Our church actually did try at least to be a part of the community. In addition to the dances, they had dinners, basketball nights on Saturdays, during the summer a theatre group put on plays, they made candies for Easter, they did a lot. This side of the church appealed to me. People being there for one another, helping each other, providing opportunities for the community to get together was the best of what any group of people could hope to achieve. But the judgmental, dogmatic flip side kept me permanently ill at ease with too many unanswered questions. The two sides never did reconcile themselves in my mind, not until much later at any rate.
We weren’t required to dress up at all for Sunday school, though most parents made their kids wear a tie. Mine didn’t seem to care that much as long as I went. One weekend I pushed the envelope and wore a Budweiser t-shirt. At that point, Budweiser was a national brand but one which had not really infiltrated Berks County. Local brands still held sway so in a way Budweiser represented rebellion in a way that seems laughable today. But because it was new and not really part of my parent’s generation, it was in a way. I imagine that’s how it’s perceived today in England, where it recently has been outselling their wonderful native ales. Young people there are embracing it as something different from what their fathers’ drank and so there too it has a rebellious image right now.

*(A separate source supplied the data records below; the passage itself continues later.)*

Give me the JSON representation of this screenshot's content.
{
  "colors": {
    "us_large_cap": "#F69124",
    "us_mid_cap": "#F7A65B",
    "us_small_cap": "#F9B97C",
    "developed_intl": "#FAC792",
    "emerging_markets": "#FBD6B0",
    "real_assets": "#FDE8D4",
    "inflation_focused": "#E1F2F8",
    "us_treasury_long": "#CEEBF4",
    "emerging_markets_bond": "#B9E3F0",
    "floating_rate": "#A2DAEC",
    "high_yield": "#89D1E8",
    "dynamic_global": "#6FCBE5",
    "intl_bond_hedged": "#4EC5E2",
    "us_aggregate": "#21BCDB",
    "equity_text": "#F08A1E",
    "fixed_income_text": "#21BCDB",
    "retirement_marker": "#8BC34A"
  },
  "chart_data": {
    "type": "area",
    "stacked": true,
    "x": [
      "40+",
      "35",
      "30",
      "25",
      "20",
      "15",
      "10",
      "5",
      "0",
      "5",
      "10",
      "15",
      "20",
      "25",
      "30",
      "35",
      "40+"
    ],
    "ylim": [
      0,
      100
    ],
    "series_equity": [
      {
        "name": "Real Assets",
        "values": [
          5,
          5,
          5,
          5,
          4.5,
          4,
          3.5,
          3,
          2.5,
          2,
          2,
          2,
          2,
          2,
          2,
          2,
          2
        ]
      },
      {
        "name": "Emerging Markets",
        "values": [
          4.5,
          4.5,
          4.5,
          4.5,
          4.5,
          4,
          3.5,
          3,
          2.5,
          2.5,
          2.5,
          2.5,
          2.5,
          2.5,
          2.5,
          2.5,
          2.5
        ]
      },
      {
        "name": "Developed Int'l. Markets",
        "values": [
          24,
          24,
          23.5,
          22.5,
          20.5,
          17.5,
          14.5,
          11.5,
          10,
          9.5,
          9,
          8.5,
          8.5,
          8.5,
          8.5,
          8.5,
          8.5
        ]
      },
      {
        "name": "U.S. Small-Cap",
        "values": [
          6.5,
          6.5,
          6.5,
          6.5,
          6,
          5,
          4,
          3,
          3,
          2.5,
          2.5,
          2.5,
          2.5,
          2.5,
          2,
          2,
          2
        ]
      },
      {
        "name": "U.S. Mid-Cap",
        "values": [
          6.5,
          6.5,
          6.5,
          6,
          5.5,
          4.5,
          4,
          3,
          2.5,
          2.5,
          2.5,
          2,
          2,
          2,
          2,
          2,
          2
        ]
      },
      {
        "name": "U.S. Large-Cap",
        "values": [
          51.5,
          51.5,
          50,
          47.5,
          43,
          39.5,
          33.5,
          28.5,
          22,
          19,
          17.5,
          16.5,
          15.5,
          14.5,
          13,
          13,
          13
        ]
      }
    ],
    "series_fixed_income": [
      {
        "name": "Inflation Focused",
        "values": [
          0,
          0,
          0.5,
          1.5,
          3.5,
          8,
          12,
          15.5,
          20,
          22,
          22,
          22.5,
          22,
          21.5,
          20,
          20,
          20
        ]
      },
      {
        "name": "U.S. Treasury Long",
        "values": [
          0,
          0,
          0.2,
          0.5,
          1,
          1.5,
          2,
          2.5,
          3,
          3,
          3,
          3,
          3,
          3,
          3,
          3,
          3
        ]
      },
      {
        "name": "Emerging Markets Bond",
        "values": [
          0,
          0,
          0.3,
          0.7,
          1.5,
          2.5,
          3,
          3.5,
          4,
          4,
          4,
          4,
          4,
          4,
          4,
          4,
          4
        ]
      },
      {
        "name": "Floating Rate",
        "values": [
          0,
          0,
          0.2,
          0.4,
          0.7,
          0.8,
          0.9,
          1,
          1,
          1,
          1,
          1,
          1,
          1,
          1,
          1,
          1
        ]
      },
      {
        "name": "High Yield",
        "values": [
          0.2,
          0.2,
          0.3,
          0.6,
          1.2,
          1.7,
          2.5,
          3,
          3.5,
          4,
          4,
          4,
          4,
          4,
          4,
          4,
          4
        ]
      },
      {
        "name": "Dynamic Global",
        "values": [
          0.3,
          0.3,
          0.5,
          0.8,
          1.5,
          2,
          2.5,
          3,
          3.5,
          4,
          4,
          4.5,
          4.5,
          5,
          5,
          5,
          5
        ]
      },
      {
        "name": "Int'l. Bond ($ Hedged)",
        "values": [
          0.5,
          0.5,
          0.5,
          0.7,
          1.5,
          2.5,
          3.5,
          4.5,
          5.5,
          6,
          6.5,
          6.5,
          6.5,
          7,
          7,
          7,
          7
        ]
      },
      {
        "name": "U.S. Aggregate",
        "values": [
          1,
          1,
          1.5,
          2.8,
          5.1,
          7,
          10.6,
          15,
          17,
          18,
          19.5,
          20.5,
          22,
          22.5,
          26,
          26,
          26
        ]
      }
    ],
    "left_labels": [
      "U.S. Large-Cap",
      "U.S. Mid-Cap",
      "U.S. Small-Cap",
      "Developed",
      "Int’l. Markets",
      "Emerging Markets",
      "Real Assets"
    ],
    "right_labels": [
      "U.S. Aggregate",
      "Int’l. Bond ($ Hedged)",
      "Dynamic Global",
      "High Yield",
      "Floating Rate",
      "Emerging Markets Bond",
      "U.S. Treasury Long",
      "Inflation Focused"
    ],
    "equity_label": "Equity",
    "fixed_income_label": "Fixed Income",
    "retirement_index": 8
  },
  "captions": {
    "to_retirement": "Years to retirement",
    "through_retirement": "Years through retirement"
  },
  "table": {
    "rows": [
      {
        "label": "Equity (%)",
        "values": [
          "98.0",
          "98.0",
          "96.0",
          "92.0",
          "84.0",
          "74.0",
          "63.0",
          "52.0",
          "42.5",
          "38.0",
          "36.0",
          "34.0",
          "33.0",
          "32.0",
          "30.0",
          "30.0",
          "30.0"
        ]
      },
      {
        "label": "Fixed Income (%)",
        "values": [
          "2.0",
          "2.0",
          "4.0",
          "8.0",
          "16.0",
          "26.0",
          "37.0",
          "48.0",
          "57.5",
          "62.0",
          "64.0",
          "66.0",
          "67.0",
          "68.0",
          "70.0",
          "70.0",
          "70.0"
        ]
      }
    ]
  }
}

Whenever we weren’t dressed up, we usually sat in the balcony, out of sight. But for some reason I felt especially self-conscious in a beer shirt, I suppose I felt some sense of decorum made it inappropriate for church. One of the assistant pastors convinced me it would be alright. He was young. He stressed that the important thing was that I attend, not what I was wearing. It all sounded so good. I believed him. My mother, on the other hand — when she found out — took a very different, less idealistic view. She was, in fact, pissed off that I wore a beer shirt to church. My mother was, as I’ve said, not a religious woman but this was apparently beyond her tolerance. It was one of the few times she ever grounded me for any length of time. I think I got a week for that infraction. But I never did really understand what all the fuss was about. I guess it was easier to be idealistic as a child, especially when reality was not terribly ideal. As a result, I think I clung to ideas of lofty principles and moral certainty far more than I might have otherwise. To this day, it’s very difficult for me to let go of my idealism, which leads to all sort of disappointments about how our society actually functions.
I never did acquire a taste for Budweiser, though it certainly increased in popularity. And of course it ceased to be a symbol of rebellion and instead became a symbol of giant corporatism, the worst in how large companies adversely affect society in pursuit of profit. And our growing dependence on massive corporations is just one of the many disappointments I can’t shake in modern society. My clinging to idealism just won’t let me.